Closed stsievert closed 5 years ago

stsievert commented 6 years ago

This PR aims to adds a reasonable first pass at predicting one fluxnet station from every other fluxnet station.

If linear models work well at one station, they should work well globally if the right points are fed in. My aim for this notebook is to attempt to provide a reasonable approximation at that.

My metric to judge models will be the correlation coefficient between the predicted variable and observed variable (which I'm using because someone from NASA on the last phone call mentioned this). This PR will not optimize for this metric, but it play some role.

TODO:

We also need to decide if we need an embedding framework, and what variables to feed in. I think that'll be a work of a separate PR.

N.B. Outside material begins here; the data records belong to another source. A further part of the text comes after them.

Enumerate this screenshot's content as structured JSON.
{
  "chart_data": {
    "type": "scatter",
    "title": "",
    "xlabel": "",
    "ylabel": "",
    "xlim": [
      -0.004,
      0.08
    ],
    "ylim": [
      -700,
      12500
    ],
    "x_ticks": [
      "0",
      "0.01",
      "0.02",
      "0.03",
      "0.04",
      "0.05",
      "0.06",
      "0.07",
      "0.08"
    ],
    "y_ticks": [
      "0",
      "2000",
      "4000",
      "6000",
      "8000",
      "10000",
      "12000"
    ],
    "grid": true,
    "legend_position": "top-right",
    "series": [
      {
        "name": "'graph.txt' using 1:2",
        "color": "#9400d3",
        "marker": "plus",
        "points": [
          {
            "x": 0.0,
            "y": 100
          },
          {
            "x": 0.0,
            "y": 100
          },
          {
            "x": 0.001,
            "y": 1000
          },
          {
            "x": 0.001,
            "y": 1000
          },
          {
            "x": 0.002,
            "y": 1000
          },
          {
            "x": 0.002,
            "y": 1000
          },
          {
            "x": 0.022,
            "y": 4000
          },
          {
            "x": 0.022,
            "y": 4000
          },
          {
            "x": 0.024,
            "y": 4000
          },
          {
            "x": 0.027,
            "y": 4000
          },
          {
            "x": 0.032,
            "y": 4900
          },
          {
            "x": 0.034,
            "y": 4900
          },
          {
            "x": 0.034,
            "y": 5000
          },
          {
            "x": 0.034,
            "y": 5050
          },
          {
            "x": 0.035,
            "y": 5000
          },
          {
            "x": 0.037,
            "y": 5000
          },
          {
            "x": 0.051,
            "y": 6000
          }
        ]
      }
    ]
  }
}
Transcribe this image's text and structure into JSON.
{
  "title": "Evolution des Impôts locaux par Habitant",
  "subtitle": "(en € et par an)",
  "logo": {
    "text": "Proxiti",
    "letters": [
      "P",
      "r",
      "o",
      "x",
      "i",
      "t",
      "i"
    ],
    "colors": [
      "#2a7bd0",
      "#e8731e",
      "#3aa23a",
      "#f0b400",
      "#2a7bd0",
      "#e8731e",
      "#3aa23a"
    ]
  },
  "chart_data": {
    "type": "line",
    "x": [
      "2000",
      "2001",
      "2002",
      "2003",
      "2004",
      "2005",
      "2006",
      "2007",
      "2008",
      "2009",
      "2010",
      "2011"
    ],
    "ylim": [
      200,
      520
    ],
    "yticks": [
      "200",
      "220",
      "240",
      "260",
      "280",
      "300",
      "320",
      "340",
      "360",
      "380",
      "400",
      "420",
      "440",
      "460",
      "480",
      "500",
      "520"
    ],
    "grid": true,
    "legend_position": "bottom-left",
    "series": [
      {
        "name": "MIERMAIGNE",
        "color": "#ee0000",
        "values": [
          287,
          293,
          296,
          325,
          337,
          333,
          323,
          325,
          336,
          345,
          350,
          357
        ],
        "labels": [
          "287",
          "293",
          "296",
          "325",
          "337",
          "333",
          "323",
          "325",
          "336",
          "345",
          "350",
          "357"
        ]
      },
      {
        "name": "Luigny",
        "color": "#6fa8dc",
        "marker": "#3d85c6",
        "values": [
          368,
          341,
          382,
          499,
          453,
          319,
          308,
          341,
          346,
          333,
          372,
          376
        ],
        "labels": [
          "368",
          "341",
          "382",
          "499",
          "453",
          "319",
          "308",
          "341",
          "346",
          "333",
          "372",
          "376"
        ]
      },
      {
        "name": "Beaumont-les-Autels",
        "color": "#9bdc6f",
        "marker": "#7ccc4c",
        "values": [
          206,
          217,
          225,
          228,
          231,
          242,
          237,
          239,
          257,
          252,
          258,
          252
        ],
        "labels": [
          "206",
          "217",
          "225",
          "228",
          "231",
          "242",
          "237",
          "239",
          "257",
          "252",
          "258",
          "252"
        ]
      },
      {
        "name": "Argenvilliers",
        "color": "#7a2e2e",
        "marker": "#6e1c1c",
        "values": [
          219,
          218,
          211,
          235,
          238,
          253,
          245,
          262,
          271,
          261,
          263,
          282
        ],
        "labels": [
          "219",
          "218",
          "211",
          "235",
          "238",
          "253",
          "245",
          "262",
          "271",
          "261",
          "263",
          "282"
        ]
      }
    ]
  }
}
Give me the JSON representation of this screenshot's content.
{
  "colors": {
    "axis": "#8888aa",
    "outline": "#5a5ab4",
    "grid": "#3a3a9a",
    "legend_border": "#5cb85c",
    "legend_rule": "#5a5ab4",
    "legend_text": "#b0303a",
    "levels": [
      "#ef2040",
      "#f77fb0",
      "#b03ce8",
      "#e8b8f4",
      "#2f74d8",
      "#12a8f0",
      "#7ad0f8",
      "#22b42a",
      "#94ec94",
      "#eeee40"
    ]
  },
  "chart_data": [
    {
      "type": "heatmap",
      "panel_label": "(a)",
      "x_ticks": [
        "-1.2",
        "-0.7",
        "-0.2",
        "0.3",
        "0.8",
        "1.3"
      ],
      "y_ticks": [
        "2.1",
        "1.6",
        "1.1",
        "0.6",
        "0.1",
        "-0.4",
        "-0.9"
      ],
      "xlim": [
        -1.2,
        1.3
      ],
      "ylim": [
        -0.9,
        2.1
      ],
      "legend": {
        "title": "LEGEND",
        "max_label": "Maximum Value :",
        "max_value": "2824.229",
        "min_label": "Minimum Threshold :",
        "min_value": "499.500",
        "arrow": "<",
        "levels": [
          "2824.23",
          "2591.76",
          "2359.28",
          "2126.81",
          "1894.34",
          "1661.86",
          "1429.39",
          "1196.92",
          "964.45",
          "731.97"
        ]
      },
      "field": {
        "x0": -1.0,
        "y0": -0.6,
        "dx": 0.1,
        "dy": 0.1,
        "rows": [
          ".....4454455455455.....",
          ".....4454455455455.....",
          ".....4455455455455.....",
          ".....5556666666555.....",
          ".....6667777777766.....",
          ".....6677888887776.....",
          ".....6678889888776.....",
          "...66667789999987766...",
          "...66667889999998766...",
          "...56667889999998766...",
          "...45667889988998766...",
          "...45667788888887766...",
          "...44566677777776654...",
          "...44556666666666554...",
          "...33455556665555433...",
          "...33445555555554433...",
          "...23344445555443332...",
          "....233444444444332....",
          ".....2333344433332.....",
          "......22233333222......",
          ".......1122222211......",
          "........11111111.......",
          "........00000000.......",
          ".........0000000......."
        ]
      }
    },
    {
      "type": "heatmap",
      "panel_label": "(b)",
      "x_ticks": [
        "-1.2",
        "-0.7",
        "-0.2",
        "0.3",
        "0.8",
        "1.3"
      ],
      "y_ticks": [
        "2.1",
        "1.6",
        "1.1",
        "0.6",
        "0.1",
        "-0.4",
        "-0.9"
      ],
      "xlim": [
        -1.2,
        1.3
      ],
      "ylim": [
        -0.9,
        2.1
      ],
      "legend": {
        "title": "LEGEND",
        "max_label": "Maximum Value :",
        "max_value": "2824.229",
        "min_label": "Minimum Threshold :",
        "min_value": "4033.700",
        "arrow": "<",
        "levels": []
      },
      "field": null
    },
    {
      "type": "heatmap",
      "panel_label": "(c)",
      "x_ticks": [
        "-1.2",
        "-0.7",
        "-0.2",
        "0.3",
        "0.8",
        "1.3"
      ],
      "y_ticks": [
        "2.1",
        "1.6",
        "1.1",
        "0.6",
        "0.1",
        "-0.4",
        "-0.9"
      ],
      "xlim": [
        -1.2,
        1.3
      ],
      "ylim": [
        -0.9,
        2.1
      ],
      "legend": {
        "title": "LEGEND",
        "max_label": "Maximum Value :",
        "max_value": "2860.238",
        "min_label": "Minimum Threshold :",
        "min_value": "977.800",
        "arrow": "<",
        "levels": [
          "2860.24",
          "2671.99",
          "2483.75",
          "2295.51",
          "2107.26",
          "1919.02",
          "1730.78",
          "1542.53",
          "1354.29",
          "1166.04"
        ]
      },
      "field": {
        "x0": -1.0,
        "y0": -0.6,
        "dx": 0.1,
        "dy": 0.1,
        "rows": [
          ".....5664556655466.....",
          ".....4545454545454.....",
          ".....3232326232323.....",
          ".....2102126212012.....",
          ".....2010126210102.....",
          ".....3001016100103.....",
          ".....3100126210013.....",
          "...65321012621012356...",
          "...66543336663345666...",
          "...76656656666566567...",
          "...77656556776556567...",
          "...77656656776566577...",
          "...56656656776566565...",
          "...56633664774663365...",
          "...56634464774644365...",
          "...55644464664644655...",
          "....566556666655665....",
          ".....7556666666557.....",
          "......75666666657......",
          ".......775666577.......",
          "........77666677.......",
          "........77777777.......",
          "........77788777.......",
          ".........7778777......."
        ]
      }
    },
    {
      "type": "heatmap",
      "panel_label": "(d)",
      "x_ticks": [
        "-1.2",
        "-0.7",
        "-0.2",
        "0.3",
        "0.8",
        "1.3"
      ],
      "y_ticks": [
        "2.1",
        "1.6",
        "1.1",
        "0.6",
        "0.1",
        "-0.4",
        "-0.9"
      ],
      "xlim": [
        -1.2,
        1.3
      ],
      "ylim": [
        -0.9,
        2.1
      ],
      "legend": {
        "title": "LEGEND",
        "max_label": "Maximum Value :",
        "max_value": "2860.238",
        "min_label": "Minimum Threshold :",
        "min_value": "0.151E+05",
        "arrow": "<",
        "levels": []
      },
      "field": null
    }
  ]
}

stsievert commented 6 years ago

I think this PR is ready for merge. I have added

  1. time partitioning
    • This tries to predict each time_partition of the test dataset independently, and time_partition can be months, seasons or years. The notebook will use every other site to predict the unseen stations carbon flux for (say) April.
  2. selecting points which points to train on for each time partition
    • This a boolean flag passed to fit_and_predict. Currently if true, this notebook will find the closest points to the points we're trying to predict. Currently, this is done in the raw feature space, not an embedding space.

When this notebook is run by default, this is the histogram of correlation coefficients:

screen shot 2018-08-29 at 12 34 31 pm

The red line is at the mean of the correlation coefficients, 0.3927. Future work is to improve this now that the basic framework is in place.